Phagocytosis of platelets by splenic macrophages. Healthy donor platelets were opsonized with human immune thrombocytopenia (ITP) sera containing low-avidity (group A, red bars) or high-avidity (group B, blue bars) anti-GP V autoantibodies from four different patients (n=4 each). Serum from one anti-GPIIb/IIIa-positive ITP patient was used as a positive control (n=3) and healthy donor sera [normal human sera (NHS), n=4] or phosphate buffered saline (PBS) [non-opsonized (non-ops), n=4] were used as negative controls. Human ITP splenic macrophages were isolated by CD14 positive selection from frozen adult ITP splenic single-cell suspensions and were incubated with opsonized human platelets for 40 minutes at 37°C. Phagocytosis was determined by spinning disc confocal microscopy and outside (non-phagocytosed) platelets were distinguished using an anti-GPIX antibody stain following macrophage fixation. Phagocytic index was calculated as (engulfed platelets counted / splenic macrophages counted) x 100. Error bars=Standard Deviation. Statistical significance was calculated by one-way ANOVA against NHS unless specified. NS: not significant; *P<0.05; **P<0.01; ****P<0.0001.

Figure 3.

Platelet elimination in a NOD/SCID mouse model. NOD/SCID mice (NOD.CB17-Prkdcscid/J) were injected with freshly isolated human platelets (200 μL, 2x10⁹/mL) into the lateral tail vein. After 30 minutes (min), blood was taken to determine the baseline of circulating human platelets (100%). Subsequently, antibodies were injected, and further blood samples were taken at 60, 120, 300 and 1440 min (24 h) after baseline, as indicated. (A) Platelet elimination in the presence of monoclonal antibodies. SZ21 against GP IIIa was used as positive control. Note that SW16 against GP V eliminated human platelets with the same kinetics as SZ21 when 10 μg were injected. Significant, but less pronounced platelet elimination was observed at a lower concentration. Data are given as Mean±Standard Deviation for three independent experiments. Murine IgG was used as negative control. (B) Platelet elimination in the presence of human anti-GP V autoantibodies.
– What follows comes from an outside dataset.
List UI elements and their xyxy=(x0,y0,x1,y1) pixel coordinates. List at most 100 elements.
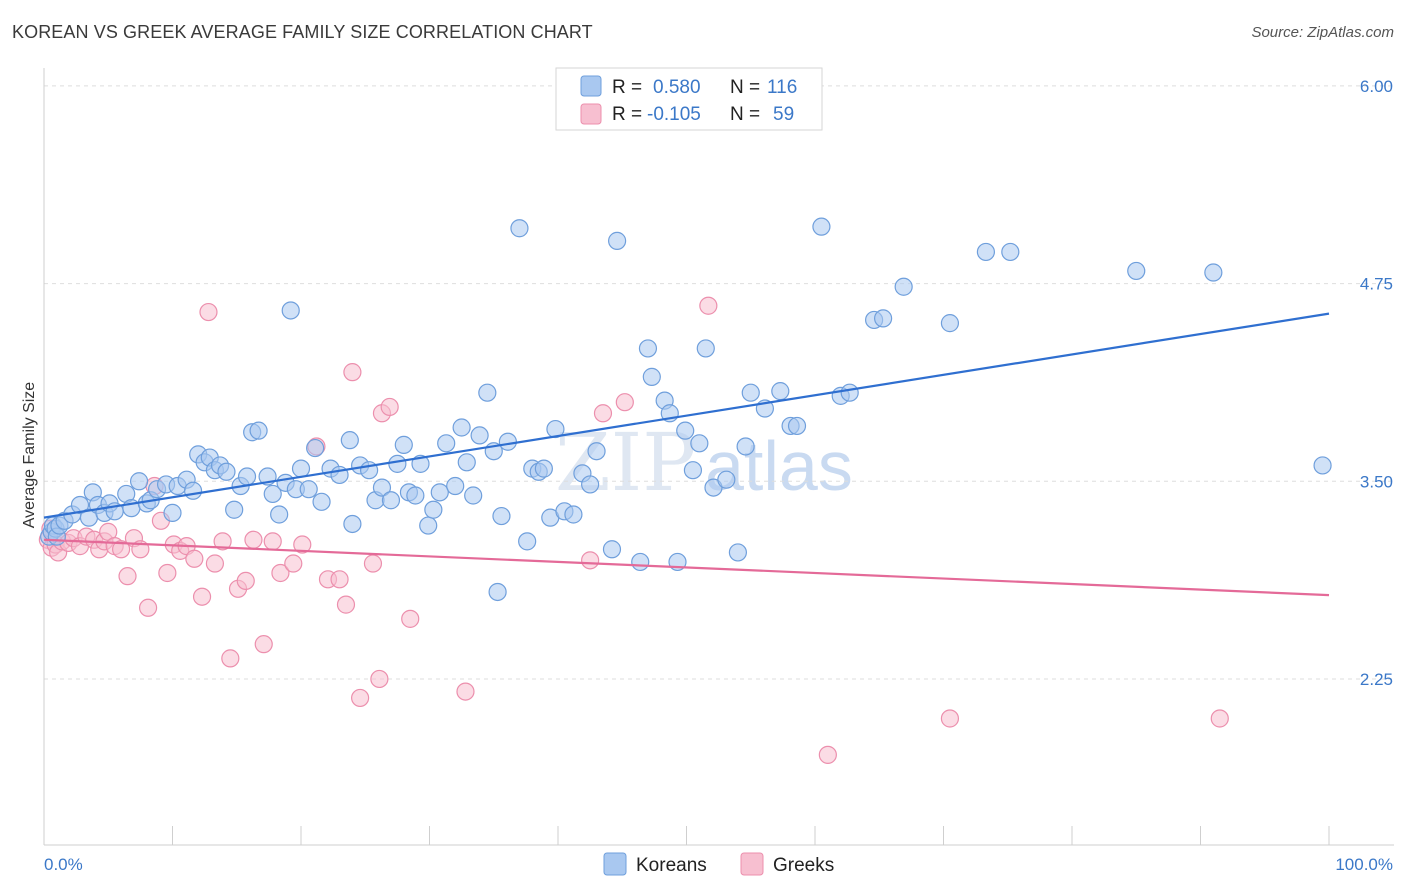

Group A: anti-GP V IgG detected by surface plasmon resonance (SPR) only (low avidity antibodies; n=3); group B: anti-GP V IgG detected by SPR and monoclonal antibody immobilization of platelet antigens (MAIPA) (high avidity antibodies, n=3). Compared to human control IgG, IgG obtained from immune thrombocytopenia (ITP) sera in both groups induced significant platelet removal. No difference in platelet elimination was observed between group A and group B. As to be expected, autoantibodies were less effective in removing platelets from the murine circulation than a human control alloanti-body [anti-HPA-1a present in the World Health Organization (WHO) standard]. (C) Human ITP serum containing anti-GP V autoantibodies only was absorbed (dashed line) or not absorbed (full line) with recombinant GP V prior to IgG isolation. Platelet elimination was studied as outlined above. Data are given as Mean±Standard Deviation for three independent experiments.